HEAVY SNOW / EXTREME COLD -

Snow dump traps skiers in New Zealand - The great snow dump New Zealand tourism operators have been praying for has arrived with gusto, trapping hundreds of skiers and blocking main highways across the country. It is the WORST WHITE-OUT IN A DECADE. Winter hit late across the Tasman, but arrive it has, with huge snowfalls across the entire South Island and the southern half of the North Island.
The dump caught many by surprise, stranding 250 skiers at Mt Lyford, near Christchurch, up the mountain overnight, leaving them to sleep in the resort's cafeteria. The risk of avalanche was deemed too high to allow them to leave yesterday. Some of the country's main roads have been closed due to snowfalls, and many others are coated in dangerous black ice, slowing traffic to a crawl.
Some towns, like tourist ski village Wanaka, near Queenstown, are expected to run out of petrol after tankers could not make the trip.There were "queues and queues" when news of the shortage spread through town. "As soon as people came down off the skifields it was bedlam."

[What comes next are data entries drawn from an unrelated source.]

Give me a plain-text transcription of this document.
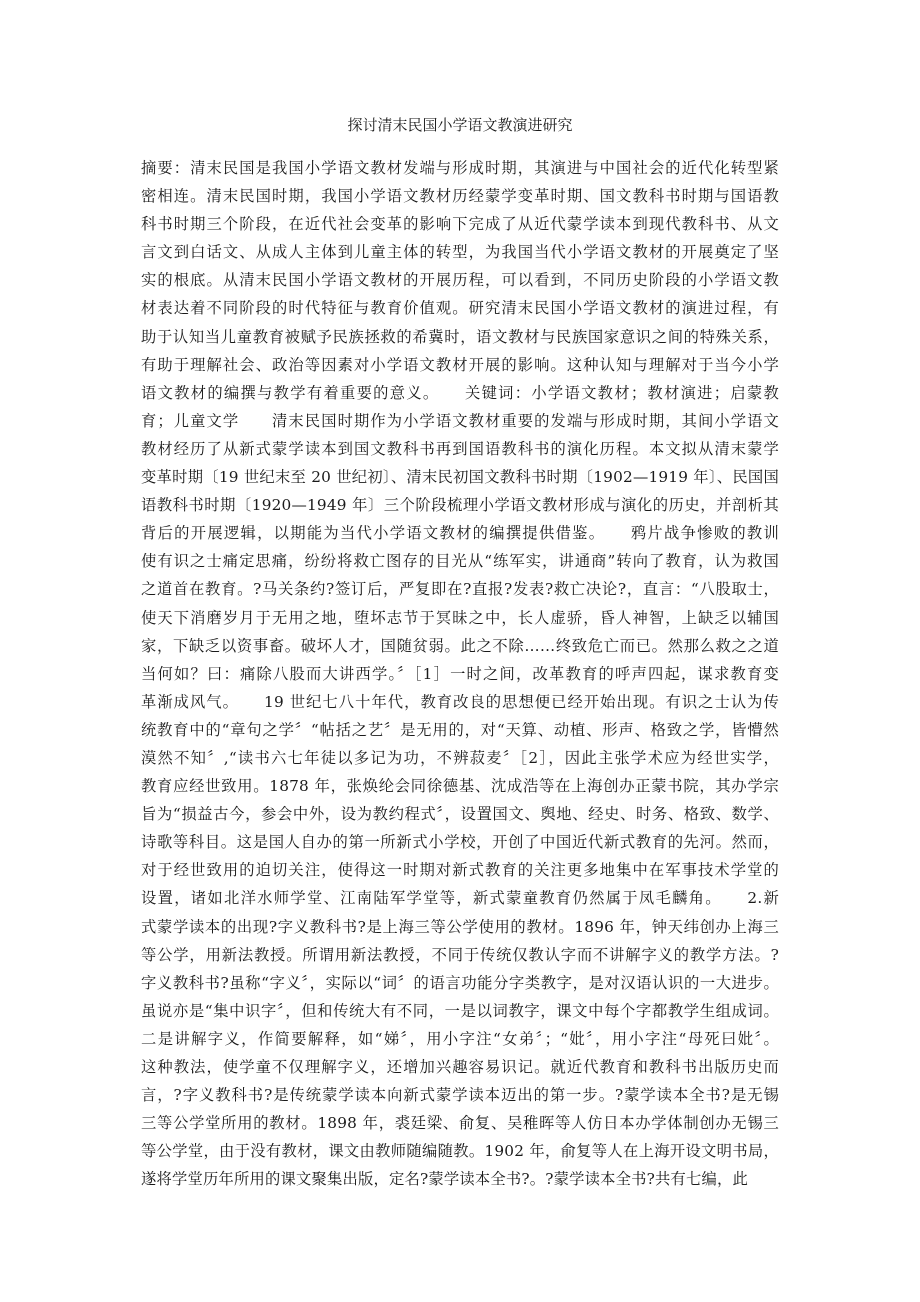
探讨清末民国小学语文教演进研究
摘要：清末民国是我国小学语文教材发端与形成时期，其演进与中国社会的近代化转型紧
密相连。清末民国时期，我国小学语文教材历经蒙学变革时期、国文教科书时期与国语教
科书时期三个阶段，在近代社会变革的影响下完成了从近代蒙学读本到现代教科书、从文
言文到白话文、从成人主体到儿童主体的转型，为我国当代小学语文教材的开展奠定了坚
实的根底。从清末民国小学语文教材的开展历程，可以看到，不同历史阶段的小学语文教
材表达着不同阶段的时代特征与教育价值观。研究清末民国小学语文教材的演进过程，有
助于认知当儿童教育被赋予民族拯救的希冀时，语文教材与民族国家意识之间的特殊关系，
有助于理解社会、政治等因素对小学语文教材开展的影响。这种认知与理解对于当今小学
语文教材的编撰与教学有着重要的意义。　　关键词：小学语文教材；教材演进；启蒙教
育；儿童文学　　清末民国时期作为小学语文教材重要的发端与形成时期，其间小学语文
教材经历了从新式蒙学读本到国文教科书再到国语教科书的演化历程。本文拟从清末蒙学
变革时期〔19 世纪末至 20 世纪初〕、清末民初国文教科书时期〔1902—1919 年〕、民国国
语教科书时期〔1920—1949 年〕三个阶段梳理小学语文教材形成与演化的历史，并剖析其
背后的开展逻辑，以期能为当代小学语文教材的编撰提供借鉴。　　鸦片战争惨败的教训
使有识之士痛定思痛，纷纷将救亡图存的目光从“练军实，讲通商”转向了教育，认为救国
之道首在教育。?马关条约?签订后，严复即在?直报?发表?救亡决论?，直言：“八股取士，
使天下消磨岁月于无用之地，堕坏志节于冥昧之中，长人虚骄，昏人神智，上缺乏以辅国
家，下缺乏以资事畜。破坏人才，国随贫弱。此之不除……终致危亡而已。然那么救之之道
当何如？曰：痛除八股而大讲西学。〞［1］一时之间，改革教育的呼声四起，谋求教育变
革渐成风气。　　19 世纪七八十年代，教育改良的思想便已经开始出现。有识之士认为传
统教育中的“章句之学〞“帖括之艺〞是无用的，对“天算、动植、形声、格致之学，皆懵然
漠然不知〞,“读书六七年徒以多记为功，不辨菽麦〞［2］，因此主张学术应为经世实学，
教育应经世致用。1878 年，张焕纶会同徐德基、沈成浩等在上海创办正蒙书院，其办学宗
旨为“损益古今，参会中外，设为教约程式〞，设置国文、舆地、经史、时务、格致、数学、
诗歌等科目。这是国人自办的第一所新式小学校，开创了中国近代新式教育的先河。然而，
对于经世致用的迫切关注，使得这一时期对新式教育的关注更多地集中在军事技术学堂的
设置，诸如北洋水师学堂、江南陆军学堂等，新式蒙童教育仍然属于凤毛麟角。　　2.新
式蒙学读本的出现?字义教科书?是上海三等公学使用的教材。1896 年，钟天纬创办上海三
等公学，用新法教授。所谓用新法教授，不同于传统仅教认字而不讲解字义的教学方法。?
字义教科书?虽称“字义〞，实际以“词〞的语言功能分字类教字，是对汉语认识的一大进步。
虽说亦是“集中识字〞，但和传统大有不同，一是以词教字，课文中每个字都教学生组成词。
二是讲解字义，作简要解释，如“娣〞，用小字注“女弟〞；“妣〞，用小字注“母死曰妣〞。
这种教法，使学童不仅理解字义，还增加兴趣容易识记。就近代教育和教科书出版历史而
言，?字义教科书?是传统蒙学读本向新式蒙学读本迈出的第一步。?蒙学读本全书?是无锡
三等公学堂所用的教材。1898 年，裘廷梁、俞复、吴稚晖等人仿日本办学体制创办无锡三
等公学堂，由于没有教材，课文由教师随编随教。1902 年，俞复等人在上海开设文明书局，
遂将学堂历年所用的课文聚集出版，定名?蒙学读本全书?。?蒙学读本全书?共有七编，此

The snow has not brought cheer to earthquake-ravaged Christchurch, where thousands of people are living in damaged homes or temporary accommodation. The worst white-out in a decade is keeping residents indoors, but many are struggling in freezing conditions. "We're very cold, feel a bit abandoned." The chill just added to the worries. "No power and people are cold, just another horrendous nightmare added on top of it." Authorities fear melting ice will cause havoc on broken-up roads and properties that still have no stormwater drains.

HEALTH THREATS -

Papaya Salmonella hits 23 U.S. states - The US Centers for Disease Control and Prevention said that two more patients have been sickened in a multistate Salmonella Agona outbreak linked to papayas imported from Mexico. The new reports push the total to 99 cases, and the number of affected states stayed the same at 23. The Papaya Salmonella strain has links to an outbreak last year.

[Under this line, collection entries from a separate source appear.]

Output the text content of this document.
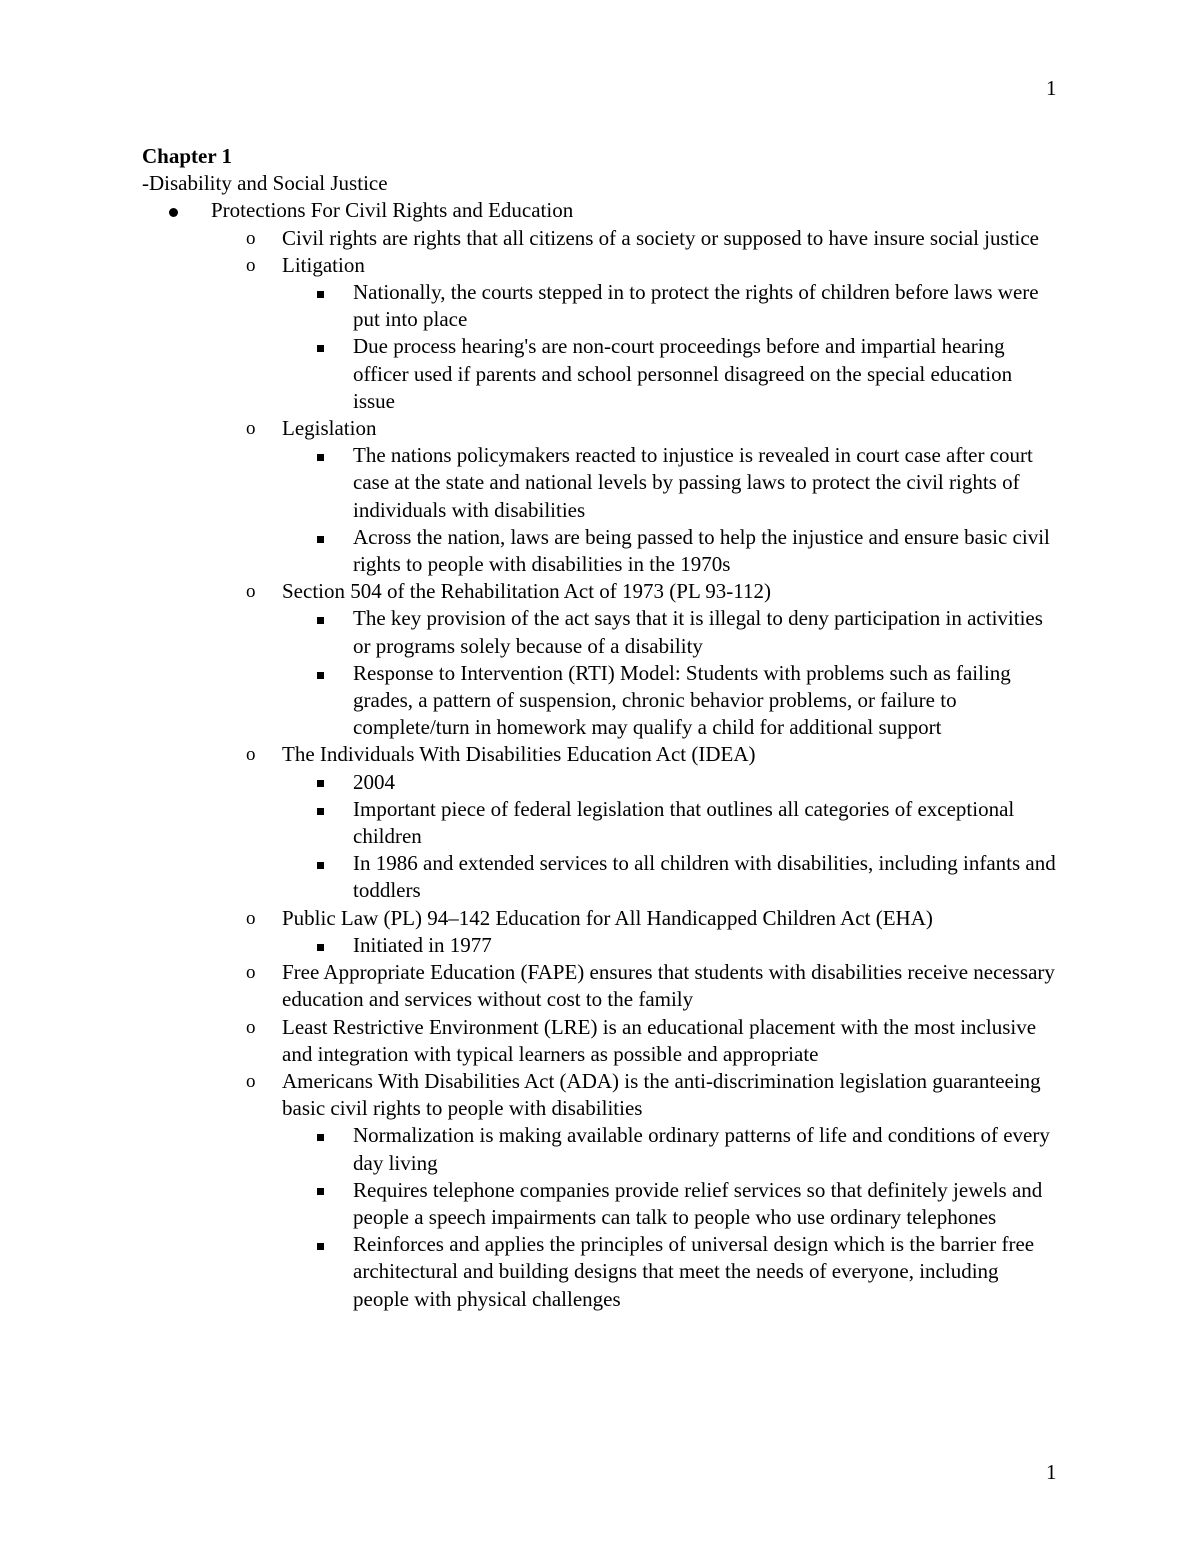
1

Chapter 1

-Disability and Social Justice

Protections For Civil Rights and Education
o Civil rights are rights that all citizens of a society or supposed to have insure social justice
o Litigation
Nationally, the courts stepped in to protect the rights of children before laws were put into place
Due process hearing's are non-court proceedings before and impartial hearing officer used if parents and school personnel disagreed on the special education issue
o Legislation
The nations policymakers reacted to injustice is revealed in court case after court case at the state and national levels by passing laws to protect the civil rights of individuals with disabilities
Across the nation, laws are being passed to help the injustice and ensure basic civil rights to people with disabilities in the 1970s
o Section 504 of the Rehabilitation Act of 1973 (PL 93-112)
The key provision of the act says that it is illegal to deny participation in activities or programs solely because of a disability
Response to Intervention (RTI) Model: Students with problems such as failing grades, a pattern of suspension, chronic behavior problems, or failure to complete/turn in homework may qualify a child for additional support
o The Individuals With Disabilities Education Act (IDEA)
2004
Important piece of federal legislation that outlines all categories of exceptional children
In 1986 and extended services to all children with disabilities, including infants and toddlers
o Public Law (PL) 94–142 Education for All Handicapped Children Act (EHA)
Initiated in 1977
o Free Appropriate Education (FAPE) ensures that students with disabilities receive necessary education and services without cost to the family
o Least Restrictive Environment (LRE) is an educational placement with the most inclusive and integration with typical learners as possible and appropriate
o Americans With Disabilities Act (ADA) is the anti-discrimination legislation guaranteeing basic civil rights to people with disabilities
Normalization is making available ordinary patterns of life and conditions of every day living
Requires telephone companies provide relief services so that definitely jewels and people a speech impairments can talk to people who use ordinary telephones
Reinforces and applies the principles of universal design which is the barrier free architectural and building designs that meet the needs of everyone, including people with physical challenges
1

The distributor, Agromod Produce based in McAllen, Texas, recalled the papayas it sells under four different brand names after tests found the outbreak strain in produce samples from its facility and from papayas at a US border station that were bound for the company. The CDC also said the outbreak strain is made up of four closely related pulse-field gel electrophoresis (PFGE) patterns that have RARELY BEEN SEEN in its PulseNet, an electronic network for sharing molecular fingerprinting. Three of the patterns were first identified starting in 2010 and were seen in 119 patients from 14 states between May 28 and Sep 10, 2010; however, an investigation that summer by the CDC and its partners did not find an outbreak source, though the probe focused on fresh fruit, including papaya. The CDC said the profile of last year's outbreak resembles the current one.